Para os nazistas de triste lembrança, gente era a raça ariana, que
deveria governar o Mundo por mil anos. Os demais povos, pura ralé,
estavam destinados ao domínio alemão.
Gente, para os antigos judeus, eram os filhos da raça – o povo escolhido. Os demais, meros gentios, estrangeiros sem expressão.

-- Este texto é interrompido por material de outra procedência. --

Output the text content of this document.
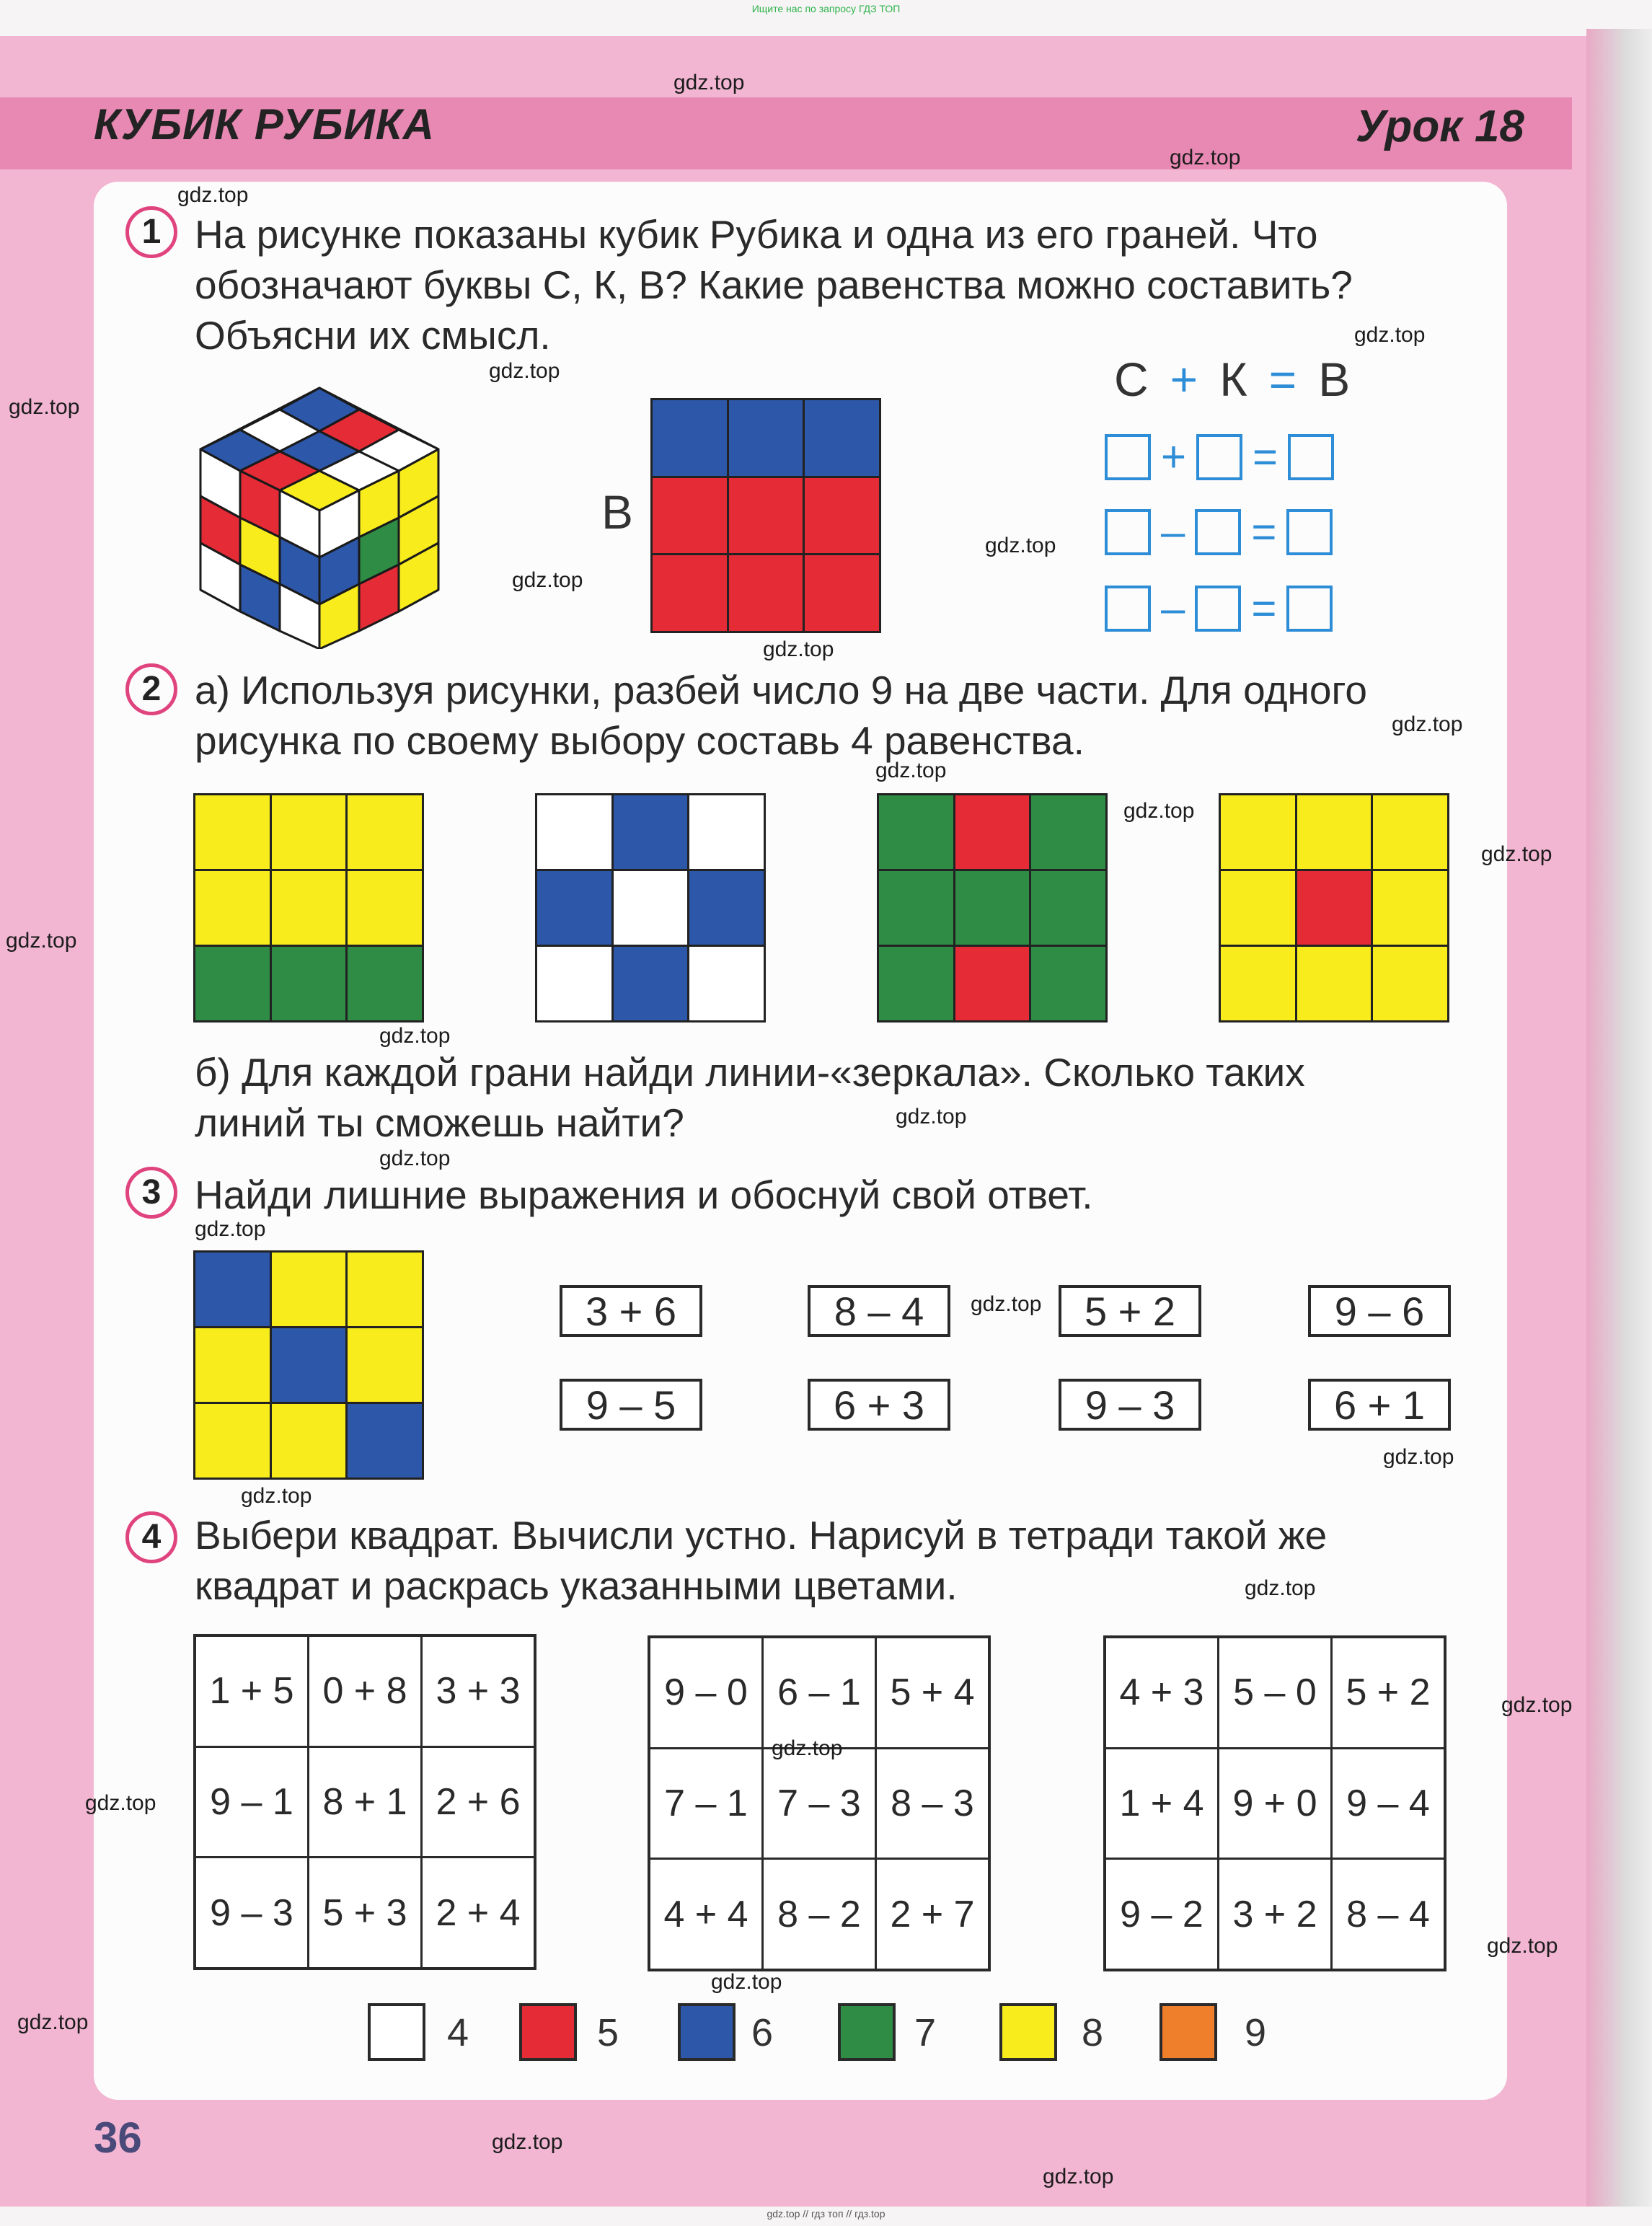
Ищите нас по запросу ГДЗ ТОП
КУБИК РУБИКА	Урок 18
1 На рисунке показаны кубик Рубика и одна из его граней. Что
обозначают буквы С, К, В? Какие равенства можно составить?
Объясни их смысл.
В
С + К = В
+ =
– =
– =
2 а) Используя рисунки, разбей число 9 на две части. Для одного
рисунка по своему выбору составь 4 равенства.
б) Для каждой грани найди линии-«зеркала». Сколько таких
линий ты сможешь найти?
3 Найди лишние выражения и обоснуй свой ответ.
3 + 6	8 – 4	5 + 2	9 – 6
9 – 5	6 + 3	9 – 3	6 + 1
4 Выбери квадрат. Вычисли устно. Нарисуй в тетради такой же
квадрат и раскрась указанными цветами.
1 + 5 0 + 8 3 + 3
9 – 1 8 + 1 2 + 6
9 – 3 5 + 3 2 + 4
9 – 0 6 – 1 5 + 4
7 – 1 7 – 3 8 – 3
4 + 4 8 – 2 2 + 7
4 + 3 5 – 0 5 + 2
1 + 4 9 + 0 9 – 4
9 – 2 3 + 2 8 – 4
4	5	6	7	8	9
36
gdz.top
gdz.top
gdz.top
gdz.top
gdz.top
gdz.top
gdz.top
gdz.top
gdz.top
gdz.top
gdz.top
gdz.top
gdz.top
gdz.top
gdz.top
gdz.top
gdz.top
gdz.top
gdz.top
gdz.top
gdz.top
gdz.top
gdz.top
gdz.top
gdz.top
gdz.top
gdz.top
gdz.top
gdz.top
gdz.top
gdz.top // гдз топ // гдз.top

Quando Paulo de Tarso se dispôs a disseminar os princípios cristãos, uma
de suas dificuldades foi convencer os companheiros de que os gentios
podiam ser iniciados na nova fé. Também eram gente. Isso porque os
cristãos judeus não admitiam que o Cristianismo transcendesse os limites
da raça.
Outro problema: a circuncisão, que consiste em cortar a pele que cobre a
glande, no pipi da criança. Pretendia-se que o gentio devia deixar-se
circuncidar, por testemunho de sua conversão, algo absurdo, porquanto se
tratava de uma prática do Judaísmo, sem nenhuma relação com o
Evangelho.
Jesus dizia existirem muitas ovelhas, referindo-se às múltiplas raças e
concepções religiosas, mas que ele reuniria todas em torno de seus
ensinamentos.
Idéia absolutamente lógica, considerando-se que o Evangelho é um repositório de leis divinas, de caráter universal.

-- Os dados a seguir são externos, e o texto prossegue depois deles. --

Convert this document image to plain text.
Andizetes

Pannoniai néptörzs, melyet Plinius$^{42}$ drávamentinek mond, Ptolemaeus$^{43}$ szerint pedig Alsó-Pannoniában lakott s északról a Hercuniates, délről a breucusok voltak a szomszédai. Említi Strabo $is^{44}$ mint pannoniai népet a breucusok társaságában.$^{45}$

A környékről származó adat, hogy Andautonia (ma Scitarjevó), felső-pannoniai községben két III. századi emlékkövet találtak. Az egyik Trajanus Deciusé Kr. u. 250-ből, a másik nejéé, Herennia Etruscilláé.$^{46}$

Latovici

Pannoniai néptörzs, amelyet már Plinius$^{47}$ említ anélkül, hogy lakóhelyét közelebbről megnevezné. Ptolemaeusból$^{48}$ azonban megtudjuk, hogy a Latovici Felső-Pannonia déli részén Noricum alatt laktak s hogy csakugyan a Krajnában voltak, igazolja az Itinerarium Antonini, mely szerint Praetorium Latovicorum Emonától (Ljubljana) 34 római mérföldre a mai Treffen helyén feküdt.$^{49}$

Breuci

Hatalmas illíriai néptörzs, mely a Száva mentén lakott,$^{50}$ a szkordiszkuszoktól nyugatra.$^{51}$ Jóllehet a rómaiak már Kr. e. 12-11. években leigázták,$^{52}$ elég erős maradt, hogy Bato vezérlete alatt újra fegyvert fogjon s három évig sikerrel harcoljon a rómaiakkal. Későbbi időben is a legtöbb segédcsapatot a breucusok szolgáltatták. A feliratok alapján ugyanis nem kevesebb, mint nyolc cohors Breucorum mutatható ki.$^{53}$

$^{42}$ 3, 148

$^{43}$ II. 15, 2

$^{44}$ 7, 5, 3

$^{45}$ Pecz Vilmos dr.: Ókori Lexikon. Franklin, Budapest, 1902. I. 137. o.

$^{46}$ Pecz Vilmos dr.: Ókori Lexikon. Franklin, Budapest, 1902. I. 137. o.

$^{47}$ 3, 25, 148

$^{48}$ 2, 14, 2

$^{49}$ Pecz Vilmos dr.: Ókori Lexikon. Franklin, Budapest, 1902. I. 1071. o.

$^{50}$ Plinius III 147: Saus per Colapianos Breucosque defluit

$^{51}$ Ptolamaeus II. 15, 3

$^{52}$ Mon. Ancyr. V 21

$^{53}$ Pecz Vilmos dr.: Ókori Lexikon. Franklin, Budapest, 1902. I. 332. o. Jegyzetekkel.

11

Isso não significa que todas as religiões o adotem, considerada a
diversidade de culturas e de entendimento, mas haverá algo de seus
princípios em todas elas, destacando-se a lei maior: o amor a Deus acima
de todas as coisas e ao próximo como a nós mesmos.

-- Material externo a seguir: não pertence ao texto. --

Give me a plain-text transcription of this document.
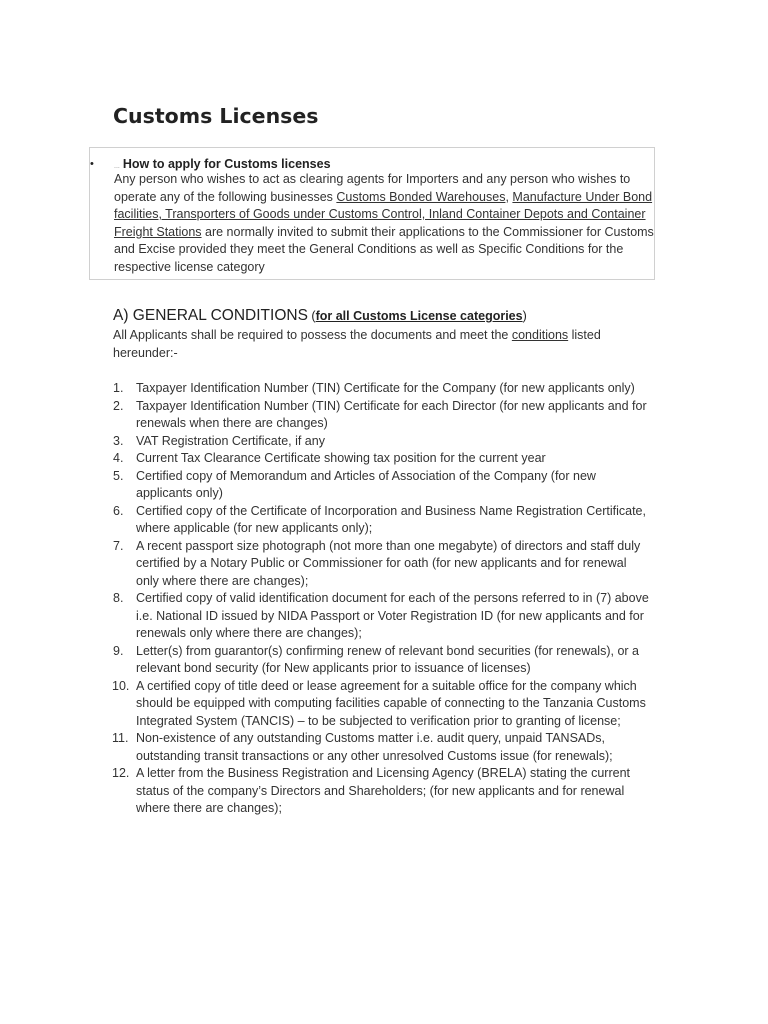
Customs Licenses
•	... How to apply for Customs licenses
Any person who wishes to act as clearing agents for Importers and any person who wishes to
operate any of the following businesses Customs Bonded Warehouses, Manufacture Under Bond
facilities, Transporters of Goods under Customs Control, Inland Container Depots and Container
Freight Stations are normally invited to submit their applications to the Commissioner for Customs
and Excise provided they meet the General Conditions as well as Specific Conditions for the
respective license category
A) GENERAL CONDITIONS (for all Customs License categories)
All Applicants shall be required to possess the documents and meet the conditions listed
hereunder:-
1. Taxpayer Identification Number (TIN) Certificate for the Company (for new applicants only)
2. Taxpayer Identification Number (TIN) Certificate for each Director (for new applicants and for
renewals when there are changes)
3. VAT Registration Certificate, if any
4. Current Tax Clearance Certificate showing tax position for the current year
5. Certified copy of Memorandum and Articles of Association of the Company (for new
applicants only)
6. Certified copy of the Certificate of Incorporation and Business Name Registration Certificate,
where applicable (for new applicants only);
7. A recent passport size photograph (not more than one megabyte) of directors and staff duly
certified by a Notary Public or Commissioner for oath (for new applicants and for renewal
only where there are changes);
8. Certified copy of valid identification document for each of the persons referred to in (7) above
i.e. National ID issued by NIDA Passport or Voter Registration ID (for new applicants and for
renewals only where there are changes);
9. Letter(s) from guarantor(s) confirming renew of relevant bond securities (for renewals), or a
relevant bond security (for New applicants prior to issuance of licenses)
10. A certified copy of title deed or lease agreement for a suitable office for the company which
should be equipped with computing facilities capable of connecting to the Tanzania Customs
Integrated System (TANCIS) – to be subjected to verification prior to granting of license;
11. Non-existence of any outstanding Customs matter i.e. audit query, unpaid TANSADs,
outstanding transit transactions or any other unresolved Customs issue (for renewals);
12. A letter from the Business Registration and Licensing Agency (BRELA) stating the current
status of the company’s Directors and Shareholders; (for new applicants and for renewal
where there are changes);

Então estaremos todos irmanados em torno do Cristo.
***
Não obstante o Evangelho ser, por excelência, contrário às
discriminações, criaram-se em torno dele grupos fechados em concepções
dogmáticas, com interpretações meio à moda da casa.
Chamam-se irmãos entre si. E dizem:
– Quem não comunga nossas idéias não é filho de Deus. Apenas criatura.
Incrível! De acordo com esse disparate, perto de quatro bilhões de
pessoas, dois terços da população mundial, não são gente – apenas
criaturas, seres de segunda classe no contexto universal, simplesmente
porque não nasceram em países cristãos, o que sustenta a estranha idéia
de que a filiação divina obedece à geografia.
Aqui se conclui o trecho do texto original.